I'm not sure I understand the problem, then, or why there may be a justification for leaving.


----------



## toddpedlar (Jul 28, 2009)

EKSB SDG said:


> I’d like to get some input and counsel on when it’s appropriate to leave a particular church and join another church. Just for quick background, the issue is not over the preaching, administration of sacraments, or exercising proper church discipline – although there are some concerns on that third point.
> 
> The key issue that has me asking this question is that our church resembles, and has for a quite some time, the churches at Sardis and Laodicea (Revelation 3). And more to the point, our elders seem to be among the most noticeable members that are ones asleep and lukewarm.
> 
> Also, for a little background, I’m asking this in light of what G. I. Williamson in The Westminster Confession of Faith. Specifically the section dealing with what the WCF has to say “of the Church.”

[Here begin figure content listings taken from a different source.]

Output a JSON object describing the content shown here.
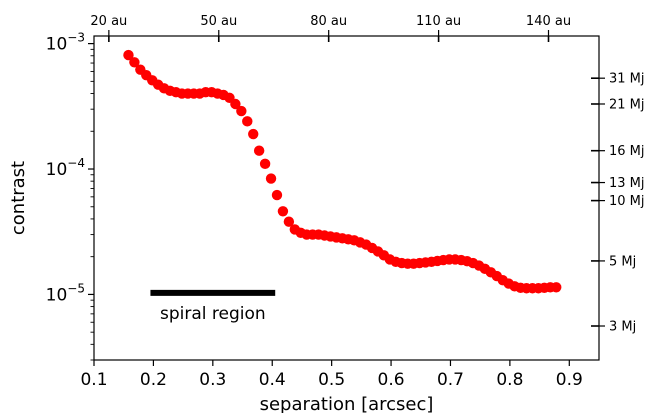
{
  "chart_data": {
    "type": "scatter",
    "title": "",
    "xlabel": "separation [arcsec]",
    "ylabel": "contrast",
    "xlim": [
      0.1,
      0.95
    ],
    "ylim": [
      3e-06,
      0.00115
    ],
    "yscale": "log",
    "grid": false,
    "legend": "none",
    "x_ticks": [
      0.1,
      0.2,
      0.3,
      0.4,
      0.5,
      0.6,
      0.7,
      0.8,
      0.9
    ],
    "x_tick_labels": [
      "0.1",
      "0.2",
      "0.3",
      "0.4",
      "0.5",
      "0.6",
      "0.7",
      "0.8",
      "0.9"
    ],
    "y_ticks": [
      {
        "value": 1e-05,
        "mantissa": "10",
        "exponent": "−5"
      },
      {
        "value": 0.0001,
        "mantissa": "10",
        "exponent": "−4"
      },
      {
        "value": 0.001,
        "mantissa": "10",
        "exponent": "−3"
      }
    ],
    "top_axis": {
      "label": "",
      "ticks": [
        {
          "x": 0.125,
          "label": "20 au"
        },
        {
          "x": 0.31,
          "label": "50 au"
        },
        {
          "x": 0.495,
          "label": "80 au"
        },
        {
          "x": 0.68,
          "label": "110 au"
        },
        {
          "x": 0.865,
          "label": "140 au"
        }
      ]
    },
    "right_axis": {
      "label": "",
      "ticks": [
        {
          "y": 0.00053,
          "label": "31 Mj"
        },
        {
          "y": 0.00033,
          "label": "21 Mj"
        },
        {
          "y": 0.00014,
          "label": "16 Mj"
        },
        {
          "y": 7.8e-05,
          "label": "13 Mj"
        },
        {
          "y": 5.6e-05,
          "label": "10 Mj"
        },
        {
          "y": 1.85e-05,
          "label": "5 Mj"
        },
        {
          "y": 5.6e-06,
          "label": "3 Mj"
        }
      ]
    },
    "annotations": [
      {
        "text": "spiral region",
        "x0": 0.195,
        "x1": 0.405,
        "y": 1.03e-05
      }
    ],
    "series": [
      {
        "color": "#ff0000",
        "marker": "circle",
        "x": [
          0.158,
          0.168,
          0.178,
          0.188,
          0.198,
          0.208,
          0.218,
          0.228,
          0.238,
          0.248,
          0.258,
          0.268,
          0.278,
          0.288,
          0.298,
          0.308,
          0.318,
          0.328,
          0.338,
          0.348,
          0.358,
          0.368,
          0.378,
          0.388,
          0.398,
          0.408,
          0.418,
          0.428,
          0.438,
          0.448,
          0.458,
          0.468,
          0.478,
          0.488,
          0.498,
          0.508,
          0.518,
          0.528,
          0.538,
          0.548,
          0.558,
          0.568,
          0.578,
          0.588,
          0.598,
          0.608,
          0.618,
          0.628,
          0.638,
          0.648,
          0.658,
          0.668,
          0.678,
          0.688,
          0.698,
          0.708,
          0.718,
          0.728,
          0.738,
          0.748,
          0.758,
          0.768,
          0.778,
          0.788,
          0.798,
          0.808,
          0.818,
          0.828,
          0.838,
          0.848,
          0.858,
          0.868,
          0.878
        ],
        "y": [
          0.00081,
          0.00071,
          0.00062,
          0.00056,
          0.00051,
          0.00047,
          0.00044,
          0.00042,
          0.00041,
          0.0004,
          0.0004,
          0.0004,
          0.0004,
          0.00041,
          0.00041,
          0.0004,
          0.00039,
          0.00037,
          0.00033,
          0.00029,
          0.00024,
          0.00019,
          0.00014,
          0.00011,
          8.4e-05,
          6.2e-05,
          4.6e-05,
          3.8e-05,
          3.3e-05,
          3.1e-05,
          3e-05,
          3e-05,
          3e-05,
          2.95e-05,
          2.9e-05,
          2.85e-05,
          2.8e-05,
          2.75e-05,
          2.7e-05,
          2.6e-05,
          2.5e-05,
          2.35e-05,
          2.2e-05,
          2.05e-05,
          1.9e-05,
          1.82e-05,
          1.78e-05,
          1.76e-05,
          1.76e-05,
          1.78e-05,
          1.8e-05,
          1.82e-05,
          1.85e-05,
          1.88e-05,
          1.9e-05,
          1.9e-05,
          1.88e-05,
          1.84e-05,
          1.78e-05,
          1.7e-05,
          1.6e-05,
          1.5e-05,
          1.4e-05,
          1.3e-05,
          1.22e-05,
          1.16e-05,
          1.13e-05,
          1.12e-05,
          1.12e-05,
          1.12e-05,
          1.13e-05,
          1.14e-05,
          1.14e-05
        ]
      }
    ]
  }
}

If you're in a sound denomination, with a sound confessional basis, with no problems on preaching or the administration of the sacraments, and with a couple quibbles about the exercise of discipline, why in the world are you itching to leave? Your say that your church resembles the churches at Sardis and Laodicea. How so? On what basis are you the one making this judgment? Have you taken up the issue with your elders? Have you gone to them one-on-one with your concerns? 

The PB is not the place for sharing dirty laundry, first of all, nor are we necessarily the best place to "feel out" your reasons for leaving. Talk with the men involved, first. It is inappropriate to try to find justification by people here saying "yeah, yeah, go! Leave that lukewarm church!" I'm sure you can find one or two who will say that - but you had better be very certain that your choice to leave is Biblically sound and that you have carried out all of your responsibilities a la Matthew 18 and your church's constitutional documents (aka the Book of Church Order and the Standards).

Reactions: Amen 1


----------



## jason d (Jul 28, 2009)

This is taken from John MacArthurs article, "When Should People Leave Their Church" and I think it to be good advice:



> Leaving a church is not something that should be done lightly. Too many people abandon churches for petty reasons. Disagreements over simple matters of preference are never a good reason to withdraw from a sound, Bible-believing church. Christians are commanded to respect, honor, and obey those whom God has placed in positions of leadership in the church (Heb.13:7, 17). However, there are times when it becomes necessary to leave a church for the sake of one's own conscience, or out of a duty to obey God rather than men. Such circumstances would include:
> 
> If heresy on some fundamental truth is being taught from the pulpit (Gal. 1:7-9).
> 
> ...

Reactions: Amen 1


----------



## EKSB SDG (Jul 28, 2009)

I’d send one of those little “thank you” things but as a newbie on this board with only a few posts, that feature is not yet available to me. So instead, I’ll just says “thanks” this way. 

I agree that PB should not be a place for sharing dirty laundry, nor is it a place to banter about the specifics of this situation. I am sorry if my post came across that way. I have talked to the people involved, a number of times; including three hours on this subject with my pastor yesterday. 

My reason for my post is to seek some Godly wisdom from like-minded believers, and I guess in particular looking for some thoughtful discussion that might expand on what G. I. Williamson has written in his book on the Westminster Confession of Faith.


----------



## NaphtaliPress (Jul 28, 2009)

What does G. I say?


----------



## EKSB SDG (Aug 3, 2009)

Thanks to all who responded to this question, and especially to toddpedlar for the back and forth private messages. In addition to talking with my pastor, I've also talked with two other pastors and a few others (all who live out of the area). I've gotten some good counsel on how to proceed and it basically boils down to following Matthew 18. SDG


----------